Tuesday, 30 April 2024

Long Island

 


She wished that Rosella and Larry were coming now and not weeks away. She wished her mother would let her talk about them. But she barely let herself think about what she wished for most — that she were not in her mother’s living room trying to write a letter, hearing her mother move with difficulty in the room upstairs, but rather at home, waking to the soft light of early summer that appeared through the curtains of her bedroom on Long Island.

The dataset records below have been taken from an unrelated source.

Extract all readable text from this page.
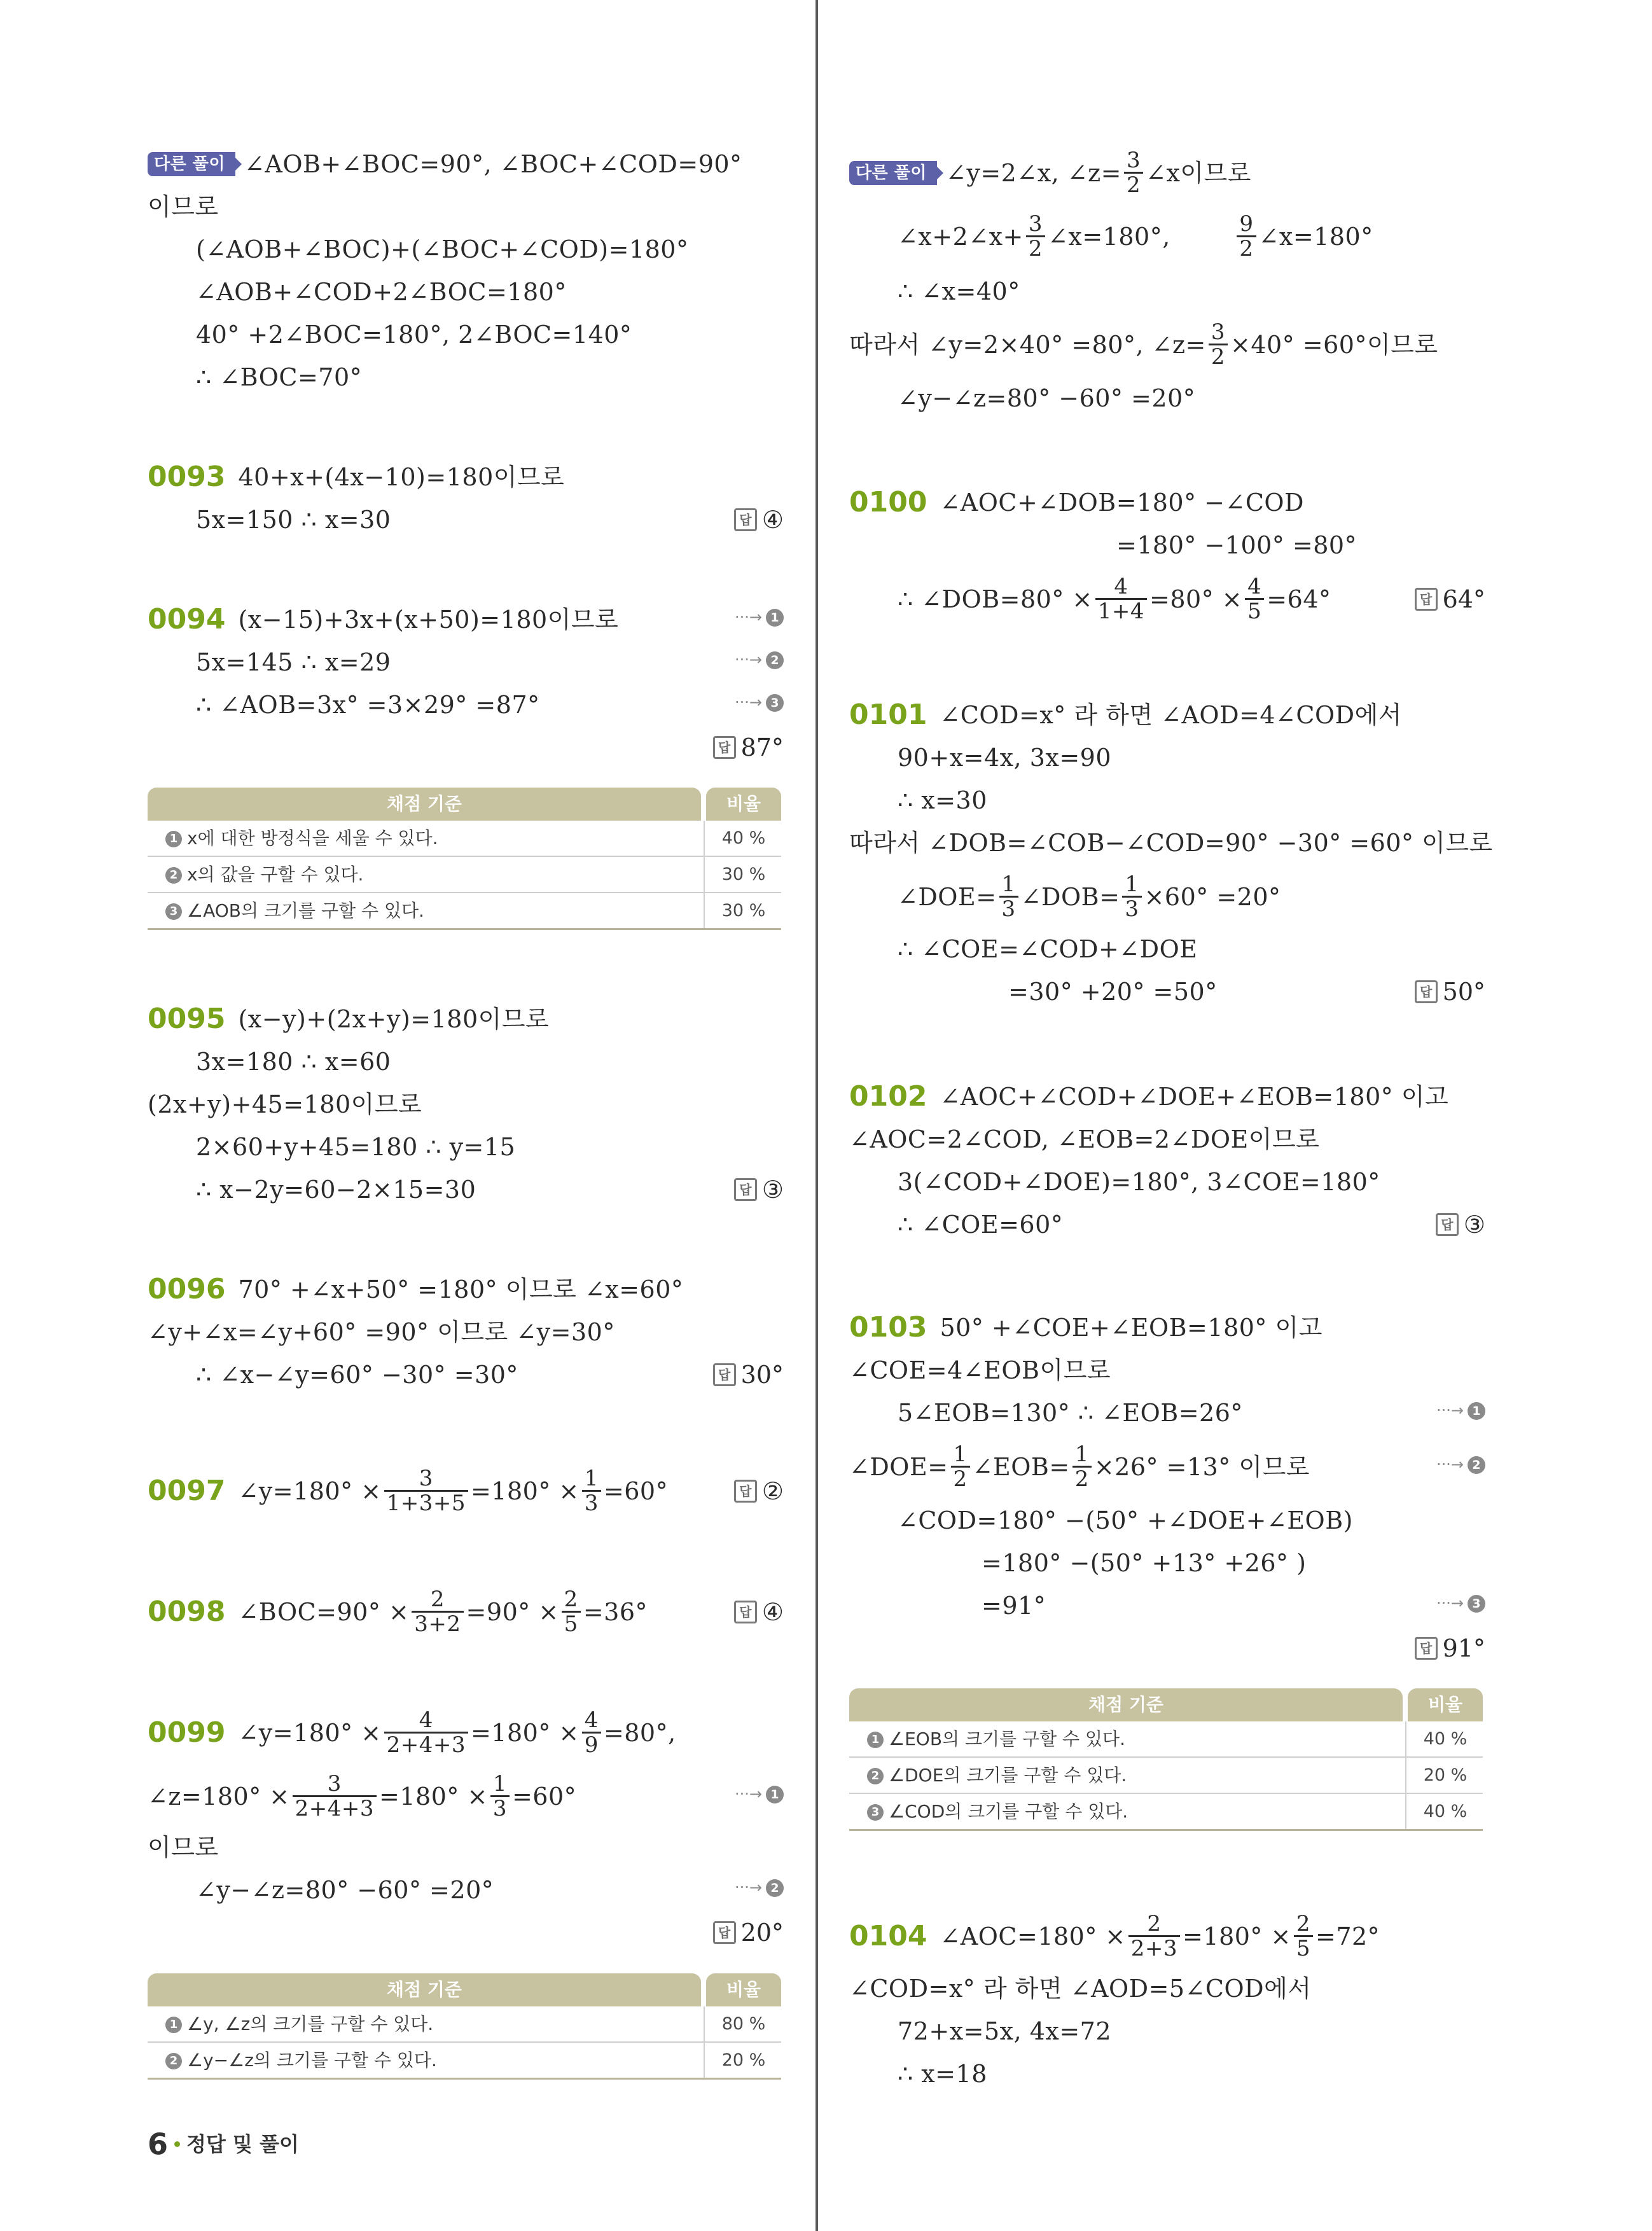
다른 풀이 ∠AOB+∠BOC=90°, ∠BOC+∠COD=90°
이므로
(∠AOB+∠BOC)+(∠BOC+∠COD)=180°
∠AOB+∠COD+2∠BOC=180°
40° +2∠BOC=180°, 2∠BOC=140°
∴ ∠BOC=70°
0093 40+x+(4x−10)=180이므로
5x=150 ∴ x=30	답 ④
0094 (x−15)+3x+(x+50)=180이므로	···→ 1
5x=145 ∴ x=29	···→ 2
∴ ∠AOB=3x° =3×29° =87°	···→ 3
답 87°
채점 기준	비율
1 x에 대한 방정식을 세울 수 있다.	40 %
2 x의 값을 구할 수 있다.	30 %
3 ∠AOB의 크기를 구할 수 있다.	30 %
0095 (x−y)+(2x+y)=180이므로
3x=180 ∴ x=60
(2x+y)+45=180이므로
2×60+y+45=180 ∴ y=15
∴ x−2y=60−2×15=30	답 ③
0096 70° +∠x+50° =180° 이므로 ∠x=60°
∠y+∠x=∠y+60° =90° 이므로 ∠y=30°
∴ ∠x−∠y=60° −30° =30°	답 30°
0097 ∠y=180° × $\frac{3}{1+3+5} =180^\circ \times \frac{1}{3} =60^\circ$	답 ②
0098 ∠BOC=90° × $\frac{2}{3+2} =90^\circ \times \frac{2}{5} =36^\circ$	답 ④
0099 ∠y=180° × $\frac{4}{2+4+3} =180^\circ \times \frac{4}{9} =80^\circ$,
∠z=180° × $\frac{3}{2+4+3} =180^\circ \times \frac{1}{3} =60^\circ$	···→ 1
이므로
∠y−∠z=80° −60° =20°	···→ 2
답 20°
채점 기준	비율
1 ∠y, ∠z의 크기를 구할 수 있다.	80 %
2 ∠y−∠z의 크기를 구할 수 있다.	20 %
다른 풀이 ∠y=2∠x, ∠z= $\frac{3}{2}$ ∠x이므로
∠x+2∠x+ $\frac{3}{2}$ ∠x=180°, $\frac{9}{2}$ ∠x=180°
∴ ∠x=40°
따라서 ∠y=2×40° =80°, ∠z= $\frac{3}{2} \times 40^\circ =60^\circ$이므로
∠y−∠z=80° −60° =20°
0100 ∠AOC+∠DOB=180° −∠COD
=180° −100° =80°
∴ ∠DOB=80° × $\frac{4}{1+4} =80^\circ \times \frac{4}{5} =64^\circ$	답 64°
0101 ∠COD=x° 라 하면 ∠AOD=4∠COD에서
90+x=4x, 3x=90
∴ x=30
따라서 ∠DOB=∠COB−∠COD=90° −30° =60° 이므로
∠DOE= $\frac{1}{3}$ ∠DOB= $\frac{1}{3} \times 60^\circ =20^\circ$
∴ ∠COE=∠COD+∠DOE
=30° +20° =50°	답 50°
0102 ∠AOC+∠COD+∠DOE+∠EOB=180° 이고
∠AOC=2∠COD, ∠EOB=2∠DOE이므로
3(∠COD+∠DOE)=180°, 3∠COE=180°
∴ ∠COE=60°	답 ③
0103 50° +∠COE+∠EOB=180° 이고
∠COE=4∠EOB이므로
5∠EOB=130° ∴ ∠EOB=26°	···→ 1
∠DOE= $\frac{1}{2}$ ∠EOB= $\frac{1}{2} \times 26^\circ =13^\circ$ 이므로	···→ 2
∠COD=180° −(50° +∠DOE+∠EOB)
=180° −(50° +13° +26° )
=91°	···→ 3
답 91°
채점 기준	비율
1 ∠EOB의 크기를 구할 수 있다.	40 %
2 ∠DOE의 크기를 구할 수 있다.	20 %
3 ∠COD의 크기를 구할 수 있다.	40 %
0104 ∠AOC=180° × $\frac{2}{2+3} =180^\circ \times \frac{2}{5} =72^\circ$
∠COD=x° 라 하면 ∠AOD=5∠COD에서
72+x=5x, 4x=72
∴ x=18
6 정답 및 풀이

I hadn’t previously read Colm Tóibín’s hugely popular Brooklyn (although I thought I had), but even so, there’s enough backstory recapped in Long Island that I was never lost or confused; it’s just that straightforward. Mostly plot-forward, Tóibín isn’t heavy on dialogue or setting (I love an Irish storyteller, but this could have honestly been set anywhere), and the characters are for the most part self-interested and unlikeable, keeping secrets, telling lies, and always running other people’s statements through their minds trying to see what kind of game they’re playing (and while there might be the shine of truth in that — especially when dealing with difficult family members — it makes for exhausting reading.) As a story, I thought this was fine: I assume it’s a bridging step between Brooklyn and the conclusion of Eilis Lacey’s adventures, and while the middle of a trilogy is often underwhelming, I spent a few pleasant hours with this book without ultimately leaving impressed. (Note: I read an ARC through NetGalley and passages quoted may not be in their final forms.)

When the doorbell rang, Eilis stood up lazily, presuming that it was one of Larry’s cousins calling for him to come and play. However, from the hallway, she made out the silhouette of a grown man through the frosted glass of the door. Until he called out her name, it did not occur to her that this was the man Francesca had mentioned. She opened the door.

‘You are Eilis Fiorello?’

The accent was Irish, with a trace, she thought, of Donegal, like a teacher she had had in school. Also, the way the man stood there, as though waiting to be challenged, reminded her of home.

Set twenty years after the end of Brooklyn, Eilis lives with her husband, Tony, and their teenage children, Rosella and Larry, on a quite cul-de-sac whose only other residents are Tony’s extended Italian family; the matriarch Francesca watching and controlling everything from behind her kitchen’s cafe curtains. When a man comes to Eilis’ door to deliver life-changing news, Francesca arranges a response behind the scenes that sidelines Eilis’ agency, so she decides to grasp some power over her life and spend the summer back home in Ireland, taking the kids with her. Once back in the village of Enniscorthy — and in the home of her own watching and controlling mother — Eilis mostly avoids the gossip-mongering locals (everyone is whispering about how she can afford a fancy rental car for weeks, she’s not going to let them know about her troubles back home), and when she does run into old friends, Eilis is careful not to share too much (which leads to Eilis’ insouciant disruption of other people’s lives, as her own had been disrupted.) The questions unasked and unanswered, the omissions and lies, gossip and game-playing — Eilis is just one of many characters with hidden agendas and their interactions were consistently frustrating:

Eilis appeared puzzled, as though she hadn’t heard him properly. But he knew not to repeat the question; instead, he should give her time to take it in. He kept his eyes on her and let the silence linger. She didn’t move at all. He wondered if she was thinking about something else or if she was working out how to reply. He began to count the seconds as they went by, until he got to a hundred and then two hundred. He could feel that his own face was burned from the midday sun at Cush. But Eilis’s colour had not changed. She was pale. She looked around the room and then directly at him. He sensed that his question still hung in the air and then it became obvious that she wasn’t going to answer it.

Again: I understand that this is a middle volume of the “Eilis Lacey Series”, and without having read the first volume, I didn’t get the pleasure of catching up with beloved old characters, so my underwhelmed response is only to Long Island as a standalone. I will say: if the next volume promises a clash of titans between Francesca Fiorello and Mrs Lacey, as hinted at in this book’s ending, I wouldn’t miss it.